Regulators, investors and other stakeholders are closely focused on the impact of business on climate and the energy transition, nature and the environment and humans and human societies. New laws are driving greater transparency and accountability across all three domains. 

Our integrated and pragmatic approach to ESG law enables our clients to manage sustainability risks and opportunities in their strategy, investments, operations, stakeholder engagements and across value chains. 

We provide regulatory, transactional, governance & disclosure advice and due diligence on ESG issues and we handle complex ESG disputes and enforcement proceedings.  

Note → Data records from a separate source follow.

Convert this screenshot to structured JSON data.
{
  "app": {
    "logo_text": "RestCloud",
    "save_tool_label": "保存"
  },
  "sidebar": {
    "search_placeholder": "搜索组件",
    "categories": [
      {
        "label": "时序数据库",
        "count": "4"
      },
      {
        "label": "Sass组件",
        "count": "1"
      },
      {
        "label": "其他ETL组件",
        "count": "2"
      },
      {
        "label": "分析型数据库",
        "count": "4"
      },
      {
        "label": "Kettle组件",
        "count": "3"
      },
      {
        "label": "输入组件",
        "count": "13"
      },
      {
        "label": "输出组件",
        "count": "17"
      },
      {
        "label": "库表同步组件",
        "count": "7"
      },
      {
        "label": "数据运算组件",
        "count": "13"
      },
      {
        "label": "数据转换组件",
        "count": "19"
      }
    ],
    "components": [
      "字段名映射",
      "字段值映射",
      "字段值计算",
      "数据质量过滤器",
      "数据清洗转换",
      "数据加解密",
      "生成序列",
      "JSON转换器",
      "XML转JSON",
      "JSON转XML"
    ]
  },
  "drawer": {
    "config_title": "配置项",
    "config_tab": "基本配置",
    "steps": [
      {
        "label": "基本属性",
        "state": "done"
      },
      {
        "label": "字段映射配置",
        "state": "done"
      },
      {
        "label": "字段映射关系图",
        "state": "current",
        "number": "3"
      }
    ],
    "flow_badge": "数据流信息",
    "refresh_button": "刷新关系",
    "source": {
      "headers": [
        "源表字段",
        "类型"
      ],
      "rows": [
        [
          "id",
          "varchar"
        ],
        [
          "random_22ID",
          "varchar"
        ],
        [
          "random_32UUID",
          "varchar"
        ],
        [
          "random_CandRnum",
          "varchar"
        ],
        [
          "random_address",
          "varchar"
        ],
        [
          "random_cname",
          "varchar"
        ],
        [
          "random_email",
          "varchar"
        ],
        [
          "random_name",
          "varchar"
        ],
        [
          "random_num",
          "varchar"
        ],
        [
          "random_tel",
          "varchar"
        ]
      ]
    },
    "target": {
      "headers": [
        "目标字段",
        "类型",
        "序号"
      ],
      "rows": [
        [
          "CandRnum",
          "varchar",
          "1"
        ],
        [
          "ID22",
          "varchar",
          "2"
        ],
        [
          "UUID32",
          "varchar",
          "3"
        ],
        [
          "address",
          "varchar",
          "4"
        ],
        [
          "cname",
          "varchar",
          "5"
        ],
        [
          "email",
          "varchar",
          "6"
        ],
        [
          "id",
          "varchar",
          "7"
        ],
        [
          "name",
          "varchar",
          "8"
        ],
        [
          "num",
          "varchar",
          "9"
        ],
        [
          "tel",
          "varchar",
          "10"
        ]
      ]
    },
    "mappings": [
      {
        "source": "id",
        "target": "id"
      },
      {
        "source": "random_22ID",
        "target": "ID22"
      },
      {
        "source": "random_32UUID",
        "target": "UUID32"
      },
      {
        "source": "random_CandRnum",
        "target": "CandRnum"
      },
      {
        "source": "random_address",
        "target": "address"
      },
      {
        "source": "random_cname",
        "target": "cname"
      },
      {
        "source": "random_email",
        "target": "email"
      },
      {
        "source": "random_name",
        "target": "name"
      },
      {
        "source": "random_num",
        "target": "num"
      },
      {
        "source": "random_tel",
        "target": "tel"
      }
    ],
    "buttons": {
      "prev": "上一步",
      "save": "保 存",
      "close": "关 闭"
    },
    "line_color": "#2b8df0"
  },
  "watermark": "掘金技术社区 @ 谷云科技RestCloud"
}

Climate and the energy transition

Consider the impact of investment decisions and corporate actions on land, water and biodiversity, and stay across the emerging nature-positive policy agenda and new developments in voluntary nature-related financial disclosure.

Nature and the environment

Navigate Australia’s changing transition and reporting obligations aligned to the 2050 climate neutrality objective of the Paris Agreement, including under the NGER Act, the safeguard mechanism, mandatory climate-related financial disclosure and enhanced regulatory and stakeholder focus on greenwashing. 

Humans and societies

Integrate considerations of human rights, employment and labour rights, the rights of First Nations communities and the rule of law in decision-making. Meet compliance and reporting expectations on equity and diversity, tax governance, whistleblower protections, anti-bribery and corruption measures and global sustainable development goals.

Work highlights

Confidential client

Carbon Credit (Carbon Farming Initiative) Act 2011 (Cth) regime, including the generation of Australian Carbon Credit Units (ACCU) through eligible offset projects, including requirements for registration as a project proponent and entitlement to ACCUs.

A multi-national FMCG company

Preparing matrix of environmental claims and associated “greenwashing” risk analysis.

Numerous large Australian and international companies

Modern slavery reporting requirements, supply chain fraud, bribery and corruption, potential money laundering investigations (with a focus in business across the Asia Pacific region and into Africa), due diligence, and development and/or updating of internal modern slavery processes and procedures. 

Iberdrola

Audit of the Australian group company’s ESG framework. 

Datadog Inc and Freshworks Inc

Cross border issues arising from modern slavery legislative compliance requirements. Regular legal and compliance training on ethical business conduct, anti-corruption, whistleblower, gifts and hospitality, sexual harassment, bullying and discrimination and operational business policies/procedures. 

ESG disclosure

Advised directors and senior executives on personal liability issues in connection with corporate ESG disclosure.